Fiction LNE
Fiction Friday


My Fool is a Crock

There is only one word that can describe my fool, Bomfrey. He is a crock.

Bomfrey regularly wakes me up between 4:30 and 5:00 AM to watch the sunrise with him. I detest the sunrise. Then it's breakfast (peas, my favorite) and Bomfrey spends the next three hours in the library while I tend to affairs of state. Once lunchtime rolls around, I have built up quite an appetite, and I order the cooks to bring me a grand meal, consisting of up to ten courses: salad, an aperetif, some mellow port wine, a thin soup or gruel course, followed by truffles, roast human, sticky buns, a frozen sherbet, more salad, and finally a gelatin formed into the shape of an event from history: Moses crossing the Alps or Lincoln dooming the Jews to Hell. Bomfrey during this period is morose and sullen.

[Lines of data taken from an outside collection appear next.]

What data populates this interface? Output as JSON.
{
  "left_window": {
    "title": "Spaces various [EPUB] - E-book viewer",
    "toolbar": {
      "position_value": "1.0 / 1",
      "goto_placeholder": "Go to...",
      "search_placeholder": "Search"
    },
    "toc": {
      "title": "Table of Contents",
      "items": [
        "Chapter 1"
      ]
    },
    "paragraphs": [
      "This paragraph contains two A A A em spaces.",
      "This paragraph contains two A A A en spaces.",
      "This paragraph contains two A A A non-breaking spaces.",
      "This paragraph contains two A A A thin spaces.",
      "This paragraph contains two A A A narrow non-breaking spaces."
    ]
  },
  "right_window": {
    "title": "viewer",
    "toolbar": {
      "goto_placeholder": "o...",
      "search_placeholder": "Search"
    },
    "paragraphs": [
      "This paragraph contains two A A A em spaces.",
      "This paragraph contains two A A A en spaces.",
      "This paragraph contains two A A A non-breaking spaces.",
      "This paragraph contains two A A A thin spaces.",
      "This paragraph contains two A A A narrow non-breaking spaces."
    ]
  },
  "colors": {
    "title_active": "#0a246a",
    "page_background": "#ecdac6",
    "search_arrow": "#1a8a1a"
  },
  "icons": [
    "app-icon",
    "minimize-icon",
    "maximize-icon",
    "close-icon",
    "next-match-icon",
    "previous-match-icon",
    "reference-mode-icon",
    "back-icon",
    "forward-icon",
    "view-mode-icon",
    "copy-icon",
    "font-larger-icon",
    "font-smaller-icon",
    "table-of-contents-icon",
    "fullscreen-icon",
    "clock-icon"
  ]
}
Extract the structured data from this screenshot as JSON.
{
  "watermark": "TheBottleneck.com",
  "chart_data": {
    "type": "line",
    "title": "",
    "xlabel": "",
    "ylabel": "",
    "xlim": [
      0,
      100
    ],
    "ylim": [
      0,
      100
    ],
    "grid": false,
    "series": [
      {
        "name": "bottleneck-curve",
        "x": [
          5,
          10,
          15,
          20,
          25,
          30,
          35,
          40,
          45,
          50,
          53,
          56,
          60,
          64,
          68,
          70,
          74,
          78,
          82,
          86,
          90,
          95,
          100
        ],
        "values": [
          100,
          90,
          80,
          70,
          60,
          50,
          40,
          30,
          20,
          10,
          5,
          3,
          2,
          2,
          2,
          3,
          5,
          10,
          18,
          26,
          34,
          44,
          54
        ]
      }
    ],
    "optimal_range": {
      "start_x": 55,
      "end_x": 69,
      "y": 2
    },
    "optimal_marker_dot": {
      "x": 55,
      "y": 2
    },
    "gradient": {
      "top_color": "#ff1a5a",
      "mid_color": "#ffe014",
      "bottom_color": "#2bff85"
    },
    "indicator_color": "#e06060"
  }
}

The hours from 2 to 6 are spend marshalling my troops and teaching them more and more ineffective ways to battle: the Salacious Defense or shield-flinging are not unusual. During the drills, my concubines circulate, serving grapes and giving massages to the officers. Noncoms are provided with zwiebeck.

When I return to the palace, the grooms give me a rubdown and I am deloused by the expert hands of my vizier, Jeff. This is where Bomfrey truly makes himself unwelcome.

During his time at the library, Bomfrey has researched and memorized as many as 5 "jokes", which he proceeds to tell, interspersed with capering, juggling, and antic grimaces and gestures. On rare occasions, his jokes are actually jokes culled from books for gentlemen who have to give speeches, like the following:

What did the man say to the fellow who had to do with his shrewish wife?
"You may have saddled the horse, but by G-d I'll be shocked if you can bridle it before its career takes you to ruin."

Other times Bomfrey's jokes are precis from tax reports and censuses, random passages from novels which begin and end in the middle of sentences, or cards stolen from the card catalog. While telling his jokes, Bomfrey's brow furrows and he alternately delivers staccato bursts of words and purses his lips in a simian frown as he struggles to get the words in the right order, at which he invariably fails. I feign amusement for as long as it takes me to sign some death warrants for my ministers. Finally and mercifully, dinner comes, allowing Bomfrey to relax. He takes off his shirt and wrings out up to 2 pints of sweat and falls asleep halfway through dinner (eel pie served on a dancing girl's stomach).

The reason I bring all this up is that Bomfrey had ALL SORTS of experience on his resume. I think he lied.